The two are the only players among Iowa’s usual rotation who were not witnesses to the carnage that was Maryland’s 81-69 victory on Feb. 14. The Terrapins outshot (.455 to .413), outshot from three (.450 to .250), and outrebounded (47 to 31) Iowa. The Terps forced 19 turnovers and scored 28 points from those miscues.
The bottom line last year was that the loss nearly eliminated the Hawkeyes from the Big Ten race. It took a phenomenal recovery in the final half month (beat Indiana twice, won at Rutgers, beat Michigan in the finale) and some help from other teams to end up as co-champs with Ohio State.
The eighth-ranked Terps (18-4, 9-2) are a different team this year. Gone is 6-3 Angel Reese, a candidate for national player of the year at LSU. Mimi Collins transferred to NC State. Ashley Owusu transferred to Virginia Tech. Only Diamond Miller and Shyanne Sellers remain from the seven players coach Brenda Frese played in last year’s game.
The dynamic 6-3 Miller is leading the Terps in scoring (18.6 ppg) and rebounding (6.2) and has taken over from Reese as the team’s leader.
“Diamond Miller is one of the most talented wing-forward players in our league,” Iowa coach Lisa Bluder said. “So capable of rebounding, getting to the basket, posting up. She’s an incredibly gifted athlete. She’s probably a first-round (WNBA) draft pick this year.”
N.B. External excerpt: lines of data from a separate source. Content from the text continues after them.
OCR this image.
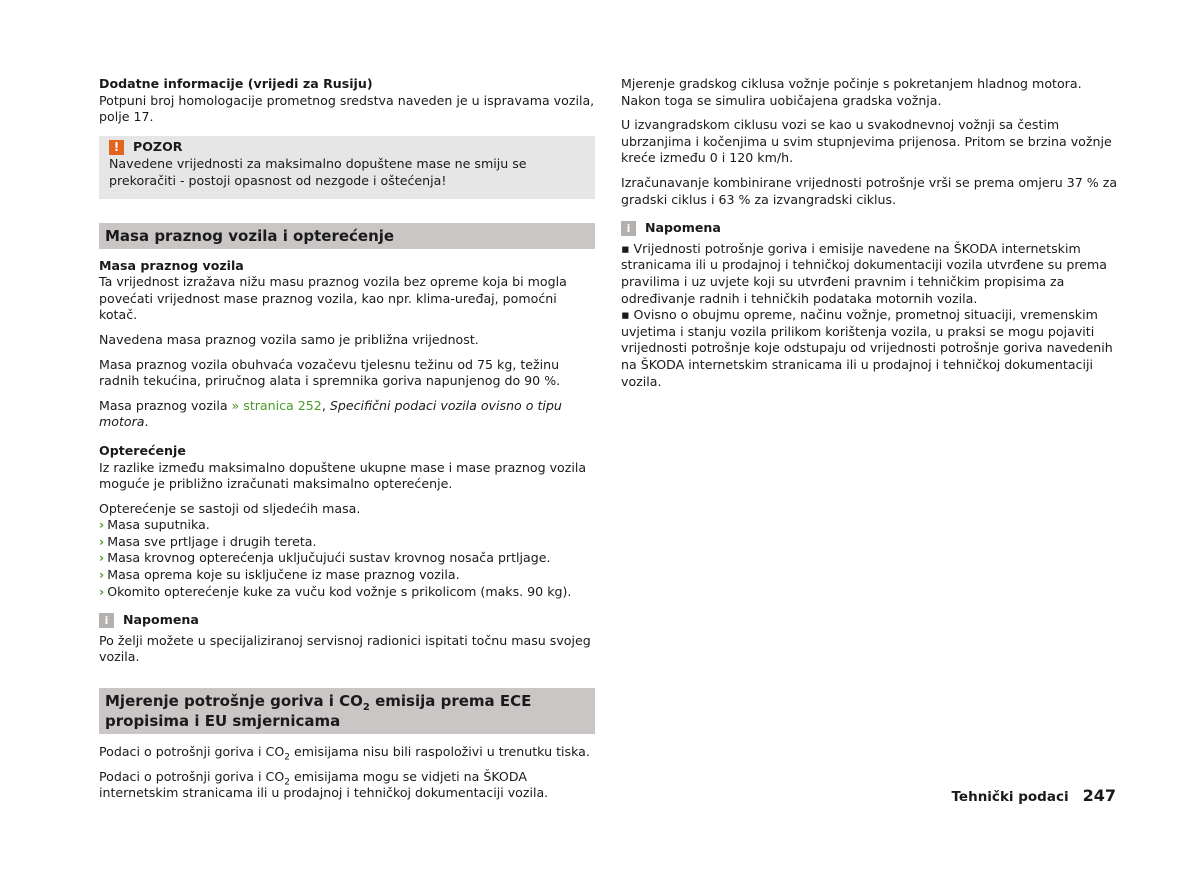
Dodatne informacije (vrijedi za Rusiju)

Potpuni broj homologacije prometnog sredstva naveden je u ispravama vozila, polje 17.

!	POZOR
Navedene vrijednosti za maksimalno dopuštene mase ne smiju se prekoračiti - postoji opasnost od nezgode i oštećenja!
Masa praznog vozila i opterećenje

Masa praznog vozila

Ta vrijednost izražava nižu masu praznog vozila bez opreme koja bi mogla povećati vrijednost mase praznog vozila, kao npr. klima-uređaj, pomoćni kotač.

Navedena masa praznog vozila samo je približna vrijednost.

Masa praznog vozila obuhvaća vozačevu tjelesnu težinu od 75 kg, težinu radnih tekućina, priručnog alata i spremnika goriva napunjenog do 90 %.

Masa praznog vozila » stranica 252, Specifični podaci vozila ovisno o tipu motora.

Opterećenje

Iz razlike između maksimalno dopuštene ukupne mase i mase praznog vozila moguće je približno izračunati maksimalno opterećenje.

Opterećenje se sastoji od sljedećih masa.

› Masa suputnika.
› Masa sve prtljage i drugih tereta.
› Masa krovnog opterećenja uključujući sustav krovnog nosača prtljage.
› Masa oprema koje su isključene iz mase praznog vozila.
› Okomito opterećenje kuke za vuču kod vožnje s prikolicom (maks. 90 kg).
i	Napomena

Po želji možete u specijaliziranoj servisnoj radionici ispitati točnu masu svojeg vozila.

Mjerenje potrošnje goriva i $CO_2$ emisija prema ECE propisima i EU smjernicama

Podaci o potrošnji goriva i $CO_2$ emisijama nisu bili raspoloživi u trenutku tiska.

Podaci o potrošnji goriva i $CO_2$ emisijama mogu se vidjeti na ŠKODA internetskim stranicama ili u prodajnoj i tehničkoj dokumentaciji vozila.

Mjerenje gradskog ciklusa vožnje počinje s pokretanjem hladnog motora. Nakon toga se simulira uobičajena gradska vožnja.

U izvangradskom ciklusu vozi se kao u svakodnevnoj vožnji sa čestim ubrzanjima i kočenjima u svim stupnjevima prijenosa. Pritom se brzina vožnje kreće između 0 i 120 km/h.

Izračunavanje kombinirane vrijednosti potrošnje vrši se prema omjeru 37 % za gradski ciklus i 63 % za izvangradski ciklus.

i	Napomena
▪ Vrijednosti potrošnje goriva i emisije navedene na ŠKODA internetskim stranicama ili u prodajnoj i tehničkoj dokumentaciji vozila utvrđene su prema pravilima i uz uvjete koji su utvrđeni pravnim i tehničkim propisima za određivanje radnih i tehničkih podataka motornih vozila.
▪ Ovisno o obujmu opreme, načinu vožnje, prometnoj situaciji, vremenskim uvjetima i stanju vozila prilikom korištenja vozila, u praksi se mogu pojaviti vrijednosti potrošnje koje odstupaju od vrijednosti potrošnje goriva navedenih na ŠKODA internetskim stranicama ili u prodajnoj i tehničkoj dokumentaciji vozila.
Tehnički podaci 247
“She’s a big problem,” Davis said. “It will take a total team effort on her.”
Sellers, a 6-2 sophomore, has blossomed into a threat inside or outside and is a pest in Maryland’s press. But those two are not alone. Frese used the transfer portal to bring in Abby Meyers, a perimeter shooter from Princeton and guards Brinae Alexander (Vanderbilt), Lavender Briggs (Florida) and Elisa Pinzan (South Florida). Three of the four are grad transfers, and Briggs is a senior. The Terps have plenty of experience.

Maryland is loaded with 3-point shooters and has seven who are shooting at least 40 percent behind the arc.
“They have a ton of great shooters,” Davis said. “We just have to know personnel, who we can and cannot help off of, and find the shooters in transition to slow that 3-ball down.”
Maryland will play man-to-man, switch on screens and front the post on defense. It also deploys a press that traps opponents into turnovers.
“We know how Brenda likes to play defense,” Bluder said. “That doesn’t really change year to year. So it’s the same scheme with different characters.”
Maryland’s size was a factor last year and could be again. Its defense on Iowa’s Caitlin Clark held the Iowa star to seven baskets on 25 shots. Clark was hounded the full 40 minutes and double-teamed most of the game.
“They like to trap off their ball screens,” Bluder said. “So we’re fully expecting that.
Bluder said two keys will determine her team’s success on Thursday night.
“We have to handle the ball, value the ball,” she said. “They are one of the best at turning people over in the conference. They force over 20 turnovers a game, and they only turn the ball over less than 13 times. I think transition defense is important; they are good in transition. Twenty-six percent of their offense comes out of transition.”
Bluder said Wednesday that McKenna Warnock had still not resumed practice. She has not played since Jan. 18 at Michigan State when she injured her ribs on an illegal screen.